Drug Response Prediction

Modeling drug response

A drug response prediction (DRP) model can be represented by \(r = f(d, c)\), where \(f\) is the analytical model designed to predict the response \(r\) of cancer \(c\) to the treatment by drug \(d\). The function \(f\) is implemented with a neural network (NN) architecture. This formulation is for pan-cancer and pan-drug prediction model where both cancer and drug representations are needed to predict response. A special case is drug-specific models designed to make predictions for a drug or drug family (e.g., drugs with the same mechanism of action (MoA)). These models learn from cancer features only and can be formulated as \(r=f_D(c)\).

../_images/NN_architecture.png — A neural network architecture for cancer drug response prediction (DRP). The model is pan-cancer and pan-drug where both cancer and drug representations are used to predict the response.

Data

Screening data

Drug screening experiments can be performed with various pre-clinical cancer models such as cell lines, organoids, and xenografts, where cancer samples are screened against a library of drug compounds. Regardless of specific cancer models, the screening space can be characterized by the involved drugs and cancers. The 2-D matrix illustrates such a space composed of a finite number of known cancer cases and drugs, where the marked coordinates symbolize that treatment responses are available for these combinations. Drug sensitivity results of screening experiments can be organized in a table format, represting the response data .

Feature representations

The different cancers and drugs in a screening experiment can be numerically described using various representations that can be supplied as features to a DL model. In most DRP models, cancer is represented using various omics data types which are often provided with public drug screening studies (e.g., CCLE, GDSC). In certain cases, however, additional bioinformatics processing steps are applied to further preprocess omics data for the downstream ML analysis. The drugs are generallity represtend with SMILES strings, fingerprints, descriptors, and molecular graph structures. These representations can be calculated using open-source cheminformatics software packages such as RDKit and Mordred.

Raw DRP data

The data required to develop (train and validate) a pan-cancer and pan-drug DRP model, consists of three primary components: 1) response data, 2) cancer representation, and 3) drug representation. These data are generally stored in tabular structures. In the context of the DRP problem, we define these data structures as raw DRP data.

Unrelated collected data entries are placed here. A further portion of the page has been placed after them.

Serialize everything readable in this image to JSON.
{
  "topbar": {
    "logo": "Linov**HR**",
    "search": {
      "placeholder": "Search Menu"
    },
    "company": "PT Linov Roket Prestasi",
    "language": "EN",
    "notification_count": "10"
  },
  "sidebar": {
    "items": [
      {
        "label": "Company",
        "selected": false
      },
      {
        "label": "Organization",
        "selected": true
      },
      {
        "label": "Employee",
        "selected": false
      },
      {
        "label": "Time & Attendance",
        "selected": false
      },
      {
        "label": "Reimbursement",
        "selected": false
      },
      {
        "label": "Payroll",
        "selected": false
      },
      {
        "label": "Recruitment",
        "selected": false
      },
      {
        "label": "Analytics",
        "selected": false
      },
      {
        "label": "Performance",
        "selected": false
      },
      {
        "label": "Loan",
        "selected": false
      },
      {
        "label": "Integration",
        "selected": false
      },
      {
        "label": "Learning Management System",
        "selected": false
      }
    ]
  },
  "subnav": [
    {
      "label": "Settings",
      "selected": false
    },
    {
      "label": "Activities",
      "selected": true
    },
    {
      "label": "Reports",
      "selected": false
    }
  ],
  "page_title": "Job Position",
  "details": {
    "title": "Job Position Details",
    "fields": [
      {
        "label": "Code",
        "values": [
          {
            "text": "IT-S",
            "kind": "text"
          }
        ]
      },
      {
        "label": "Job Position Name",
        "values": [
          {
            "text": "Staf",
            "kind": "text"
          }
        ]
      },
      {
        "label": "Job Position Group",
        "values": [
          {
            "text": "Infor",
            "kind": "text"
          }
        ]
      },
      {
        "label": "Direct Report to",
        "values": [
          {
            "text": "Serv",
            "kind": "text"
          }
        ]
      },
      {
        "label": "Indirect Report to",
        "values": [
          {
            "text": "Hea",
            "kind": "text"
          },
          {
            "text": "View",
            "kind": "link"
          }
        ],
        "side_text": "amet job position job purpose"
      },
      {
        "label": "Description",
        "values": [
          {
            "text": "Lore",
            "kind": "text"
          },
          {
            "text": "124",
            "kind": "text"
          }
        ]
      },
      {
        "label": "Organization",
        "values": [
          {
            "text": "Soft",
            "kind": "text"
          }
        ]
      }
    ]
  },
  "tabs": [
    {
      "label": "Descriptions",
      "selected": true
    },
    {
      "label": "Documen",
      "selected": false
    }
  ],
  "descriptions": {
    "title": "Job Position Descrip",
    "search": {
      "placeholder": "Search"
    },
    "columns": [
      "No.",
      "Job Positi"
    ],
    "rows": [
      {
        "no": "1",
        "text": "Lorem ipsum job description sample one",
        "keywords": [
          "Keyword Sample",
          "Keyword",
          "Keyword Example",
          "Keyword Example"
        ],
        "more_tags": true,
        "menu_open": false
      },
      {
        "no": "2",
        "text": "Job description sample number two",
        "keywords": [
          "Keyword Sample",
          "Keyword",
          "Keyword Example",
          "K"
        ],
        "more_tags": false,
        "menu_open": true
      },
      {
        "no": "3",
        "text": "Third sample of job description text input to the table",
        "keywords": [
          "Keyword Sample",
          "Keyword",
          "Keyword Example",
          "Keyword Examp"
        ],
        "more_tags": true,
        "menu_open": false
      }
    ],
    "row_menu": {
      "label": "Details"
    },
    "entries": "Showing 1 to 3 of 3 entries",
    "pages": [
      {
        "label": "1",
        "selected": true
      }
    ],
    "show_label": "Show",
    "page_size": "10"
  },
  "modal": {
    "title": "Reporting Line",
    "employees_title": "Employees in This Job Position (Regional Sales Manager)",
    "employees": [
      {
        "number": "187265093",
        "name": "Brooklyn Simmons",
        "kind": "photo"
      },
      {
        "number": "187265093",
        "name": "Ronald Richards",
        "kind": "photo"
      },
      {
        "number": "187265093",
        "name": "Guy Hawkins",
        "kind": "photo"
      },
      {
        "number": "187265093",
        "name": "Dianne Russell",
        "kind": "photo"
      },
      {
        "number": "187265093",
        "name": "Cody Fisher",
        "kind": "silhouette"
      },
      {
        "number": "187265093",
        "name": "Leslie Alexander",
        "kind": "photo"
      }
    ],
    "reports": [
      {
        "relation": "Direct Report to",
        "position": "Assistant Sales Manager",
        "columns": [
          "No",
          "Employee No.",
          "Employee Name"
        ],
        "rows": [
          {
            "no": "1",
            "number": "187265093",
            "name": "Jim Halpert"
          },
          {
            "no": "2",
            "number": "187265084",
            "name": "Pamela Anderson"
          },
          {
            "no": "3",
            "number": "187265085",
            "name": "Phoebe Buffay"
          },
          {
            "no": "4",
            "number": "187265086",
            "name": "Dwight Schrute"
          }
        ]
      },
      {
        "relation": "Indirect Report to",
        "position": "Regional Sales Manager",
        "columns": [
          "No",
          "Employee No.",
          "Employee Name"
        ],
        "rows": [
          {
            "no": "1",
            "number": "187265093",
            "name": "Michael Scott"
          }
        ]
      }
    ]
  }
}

../_images/Raw_data.png — Raw DRP data.

ML data

Deep learning (DL) models built using popular DL frameworks can take various types of data from simple CSV to more complex structures such as TFRecords. Constructing datasets for DL-based DRP models generally requires combining heterogeneous data such as cancer and drug information and treatment response values. In this context, we distinguish between two types of data, raw DRP data (described above) and ML data. ML data refers to data files that can be directly supplied to DL models for training and testing (e.g., TFRecord files with TensorFlow, pt files with PyTorch). Preprocessing scripts are often required to generate ML data from raw data. Note however, not all public repositories provide the necessary scripts.